Loucura, loucura
Alguém disse que a medicina está tão evoluída que, hoje em dia, ninguém mais pode ser considerado são. Assino embaixo, e diria mais: também a psiquiatria está tão evoluída que poucas pessoas não podem ser consideradas loucas. Diante disso, foi com grande alívio que visitei um hospício e, contra todas as expectativas, não fui barrado na saída.

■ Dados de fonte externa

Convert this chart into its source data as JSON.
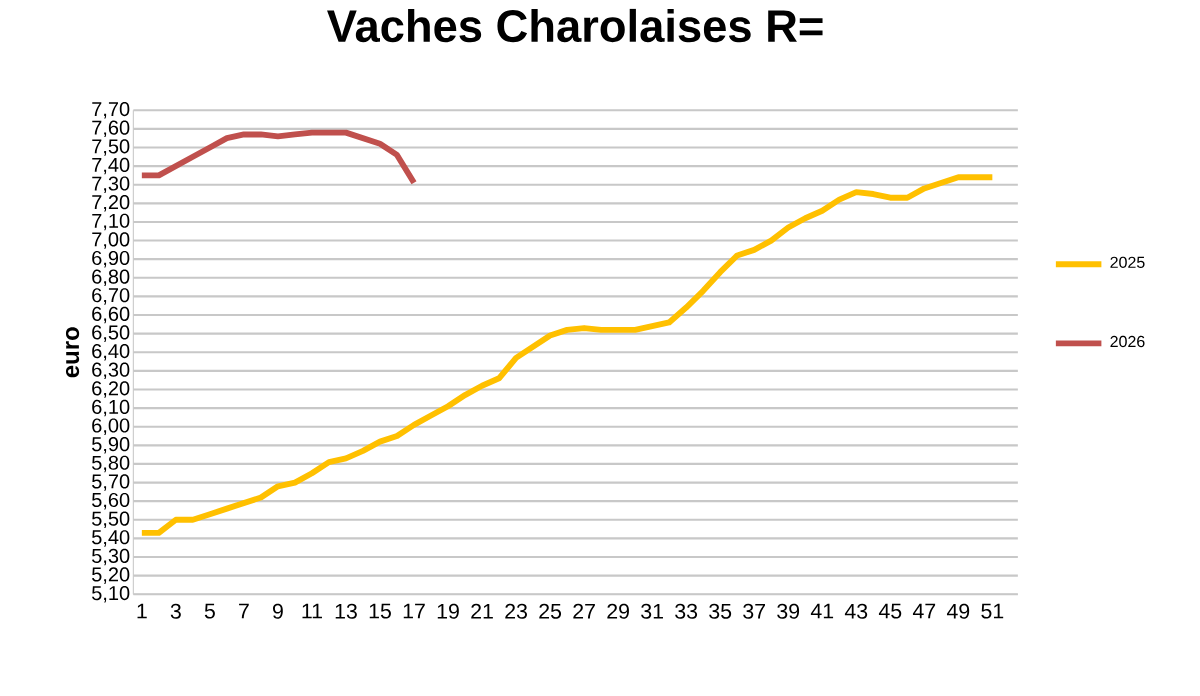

Meu bisavô Antônio Correia Santos havia morrido num hospício. Eu estava louco para visitar um deles. Mas o pessoal que trabalha lá me alertou: os internos iam tentar me cumprimentar. Imaginei como são loucas as pessoas que tentam nos cumprimentar. Aceitei o risco. O hospital recebe maníacos, depressivos, esquizofrênicos, psicóticos, suicidas em potencial e, vejam vocês, obesos. Fico sabendo que as melhores atividades por lá são as festas de aniversário. Nessas ocasiões, os loucos podem dançar à vontade, sem se preocupar com o que os outros irão pensar.

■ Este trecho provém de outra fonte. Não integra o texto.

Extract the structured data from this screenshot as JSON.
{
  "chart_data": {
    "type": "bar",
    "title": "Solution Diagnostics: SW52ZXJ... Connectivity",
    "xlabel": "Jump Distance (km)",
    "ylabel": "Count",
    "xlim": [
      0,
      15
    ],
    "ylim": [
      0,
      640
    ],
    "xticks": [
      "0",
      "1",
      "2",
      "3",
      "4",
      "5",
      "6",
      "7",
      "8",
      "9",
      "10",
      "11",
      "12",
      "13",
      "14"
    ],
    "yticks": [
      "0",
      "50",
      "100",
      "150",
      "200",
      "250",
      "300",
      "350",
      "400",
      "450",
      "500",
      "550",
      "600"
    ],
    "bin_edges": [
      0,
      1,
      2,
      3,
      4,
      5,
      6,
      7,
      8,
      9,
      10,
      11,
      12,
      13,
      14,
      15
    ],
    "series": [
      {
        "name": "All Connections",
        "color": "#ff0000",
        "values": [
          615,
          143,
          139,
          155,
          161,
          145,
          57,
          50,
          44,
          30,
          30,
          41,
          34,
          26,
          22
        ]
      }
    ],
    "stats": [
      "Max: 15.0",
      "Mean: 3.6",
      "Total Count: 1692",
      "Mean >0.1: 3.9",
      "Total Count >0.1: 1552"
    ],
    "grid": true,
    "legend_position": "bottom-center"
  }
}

Também existem gincanas, filmes e atividades culturais. Há uma sala com uma televisão e uma placa alertando que não se deve assistir durante o almoço e após a novela das oito. Bem se vê que o hospital faz de tudo para manter a sanidade dos seus internos, pois sabemos que é justamente após a novela das oito que começam programas como o Big Brother Brasil. E assim os pacientes tentam se entreter, em meio a uma ou outra visita familiar – provavelmente raras.
“Hoje à noite eu volto para casa”, diz um dos internos. Pensamos então que o hospital foi capaz de curar alguém, apesar de tudo. Mas a enfermeira avisa: “É o primeiro dia dele”. Durante a visita, recebemos lisonjeiros convites dos pacientes para que visitássemos a casa de suas famílias, mas fomos obrigados a nos desculpar: “Hoje não dá, infelizmente”.
Um interno dormia no primeiro lugar em que se encostou. Outro puxava assunto enquanto escorria sujeira de seu nariz. Alguns murmuravam coisas que ninguém entendia, ou reclamavam que não havia tantas danças como antigamente. As enfermeiras sorriam com complacência. Para elas, basta que se diga “aham” ou “tá bom” e eles param de perturbar.
Os pacientes não passam de avestruzes, que mexem a boca para mostrar que estão falando, mas ninguém ouve som algum, ninguém sabe o que querem realmente, e ninguém quer realmente saber.
Nem só de loucos vive o hospital. Há um espaço para viciados. Vejo um homem amarrado numa cama. “O que é isso? O que é isso?”, ele diz. Se mexe de um lado para o outro, tenta se levantar e não consegue. Está em crise de abstinência, explicam. “Essa é uma ala pacata”, avisam. De fato, ninguém veio nos cumprimentar. Pela manhã, eles fazem a oração da serenidade, admitindo a impotência diante da droga. Depois, Deus sabe por qual motivo, cantam o Hino Nacional.
Eles mesmo fazem suas atividades diárias e, ao tomarem banho, suas roupas são revistadas – é comum que a visita traga drogas. Para relaxar, há uma área para consumo de tabaco – droga que não faz mal, pelo que deduzimos. Para muitos, o hospital é um bom lugar para fugir dos traficantes. E assim, o hospital acredita contribuir para livrar a sociedade de pessoas que julga inconvenientes.
É, Luciano Huck... loucura, loucura, loucura.